I am not actually 100% sure I've used the pattern matching correctly here.

But the idea is that you can stick some extra logic between disk and memory. I think this is much too flexible, but would be a very quick path to allowing this. Ideally pattern matching would be first class so we could require it's used.

ilan-gold commented 1 year ago

@ivirshup I was looking at this a bit. This would only work for files that follow the key-value paradigm? What would/should the scope of this be do you think? Also do you think string matching to handle the read_func default (i.e if the file name ends in zarr or h5ad) works?

ivirshup commented 1 year ago

This would only work for files that follow the key-value paradigm?

Not sure I'm completley understanding, but will try to answer:

The idea here is that every time read_elem would be called, we get to use a callback. The API of the function is flexible, cause I haven't actually gotten this to work yet.

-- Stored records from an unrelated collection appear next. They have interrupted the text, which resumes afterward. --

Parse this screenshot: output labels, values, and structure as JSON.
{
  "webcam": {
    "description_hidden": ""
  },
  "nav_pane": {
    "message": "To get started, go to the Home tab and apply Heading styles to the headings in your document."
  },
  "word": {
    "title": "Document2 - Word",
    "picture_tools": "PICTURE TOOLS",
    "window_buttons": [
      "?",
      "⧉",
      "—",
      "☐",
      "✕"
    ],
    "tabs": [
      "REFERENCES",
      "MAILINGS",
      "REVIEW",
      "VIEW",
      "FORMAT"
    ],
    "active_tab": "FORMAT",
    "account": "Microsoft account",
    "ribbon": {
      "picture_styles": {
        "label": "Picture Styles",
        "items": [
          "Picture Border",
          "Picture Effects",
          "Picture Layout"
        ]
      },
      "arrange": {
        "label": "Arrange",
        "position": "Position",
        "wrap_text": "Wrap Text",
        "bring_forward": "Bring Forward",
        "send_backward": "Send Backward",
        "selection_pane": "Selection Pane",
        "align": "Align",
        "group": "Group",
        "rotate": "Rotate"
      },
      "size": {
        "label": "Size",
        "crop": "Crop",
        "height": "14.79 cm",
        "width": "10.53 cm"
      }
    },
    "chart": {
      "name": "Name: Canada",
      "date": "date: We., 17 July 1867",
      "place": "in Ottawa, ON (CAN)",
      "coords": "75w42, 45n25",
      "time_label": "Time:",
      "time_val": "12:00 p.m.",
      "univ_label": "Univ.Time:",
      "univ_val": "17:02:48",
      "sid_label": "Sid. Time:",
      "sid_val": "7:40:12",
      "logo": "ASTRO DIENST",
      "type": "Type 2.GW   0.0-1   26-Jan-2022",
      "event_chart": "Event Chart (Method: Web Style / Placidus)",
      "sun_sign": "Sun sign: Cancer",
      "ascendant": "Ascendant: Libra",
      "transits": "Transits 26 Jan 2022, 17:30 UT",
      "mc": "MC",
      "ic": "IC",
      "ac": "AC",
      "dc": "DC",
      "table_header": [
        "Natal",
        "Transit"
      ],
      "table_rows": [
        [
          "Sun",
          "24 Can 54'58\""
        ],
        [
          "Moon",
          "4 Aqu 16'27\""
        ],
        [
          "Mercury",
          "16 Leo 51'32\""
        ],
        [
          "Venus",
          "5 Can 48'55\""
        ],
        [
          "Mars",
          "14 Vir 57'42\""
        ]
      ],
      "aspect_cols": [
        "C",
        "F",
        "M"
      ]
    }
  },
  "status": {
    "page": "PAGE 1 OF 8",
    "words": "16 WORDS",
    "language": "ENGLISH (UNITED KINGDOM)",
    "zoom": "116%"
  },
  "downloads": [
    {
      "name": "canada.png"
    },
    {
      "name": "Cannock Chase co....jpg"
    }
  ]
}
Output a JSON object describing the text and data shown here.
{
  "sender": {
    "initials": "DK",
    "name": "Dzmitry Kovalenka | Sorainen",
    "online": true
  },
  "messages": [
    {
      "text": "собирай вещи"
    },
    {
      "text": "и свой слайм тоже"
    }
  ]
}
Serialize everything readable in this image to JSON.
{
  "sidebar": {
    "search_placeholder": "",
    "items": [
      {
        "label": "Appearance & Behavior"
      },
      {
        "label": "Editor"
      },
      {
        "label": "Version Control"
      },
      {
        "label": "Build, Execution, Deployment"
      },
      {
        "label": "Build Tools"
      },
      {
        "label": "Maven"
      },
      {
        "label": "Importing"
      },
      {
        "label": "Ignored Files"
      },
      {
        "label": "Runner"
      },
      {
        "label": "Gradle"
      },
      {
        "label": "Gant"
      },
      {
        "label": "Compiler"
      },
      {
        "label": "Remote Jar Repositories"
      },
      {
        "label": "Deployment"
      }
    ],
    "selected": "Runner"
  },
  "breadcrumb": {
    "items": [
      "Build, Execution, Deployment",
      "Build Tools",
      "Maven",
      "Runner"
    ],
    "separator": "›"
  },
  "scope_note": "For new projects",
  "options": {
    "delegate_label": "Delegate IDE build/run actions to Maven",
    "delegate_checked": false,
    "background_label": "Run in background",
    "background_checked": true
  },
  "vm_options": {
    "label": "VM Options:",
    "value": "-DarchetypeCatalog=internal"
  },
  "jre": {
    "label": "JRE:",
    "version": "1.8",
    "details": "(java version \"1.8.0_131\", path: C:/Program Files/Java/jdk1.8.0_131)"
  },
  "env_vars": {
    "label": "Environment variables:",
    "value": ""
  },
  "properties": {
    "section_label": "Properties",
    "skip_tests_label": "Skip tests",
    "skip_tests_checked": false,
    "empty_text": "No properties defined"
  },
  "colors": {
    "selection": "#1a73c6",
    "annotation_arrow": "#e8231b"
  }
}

Also do you think string matching to handle the read_func default (i.e if the file name ends in zarr or h5ad) works?

I would actually probably say you need to pass a zarr.Group or h5py.Group to read_dispatched, and not worry about dispatching based on string. This gives you much more flexibility in the creation of zarr.Groups anyways.

ivirshup commented 1 year ago

Btw, a corresponding write method would also be very useful. Big use case right now is for controlling chunking.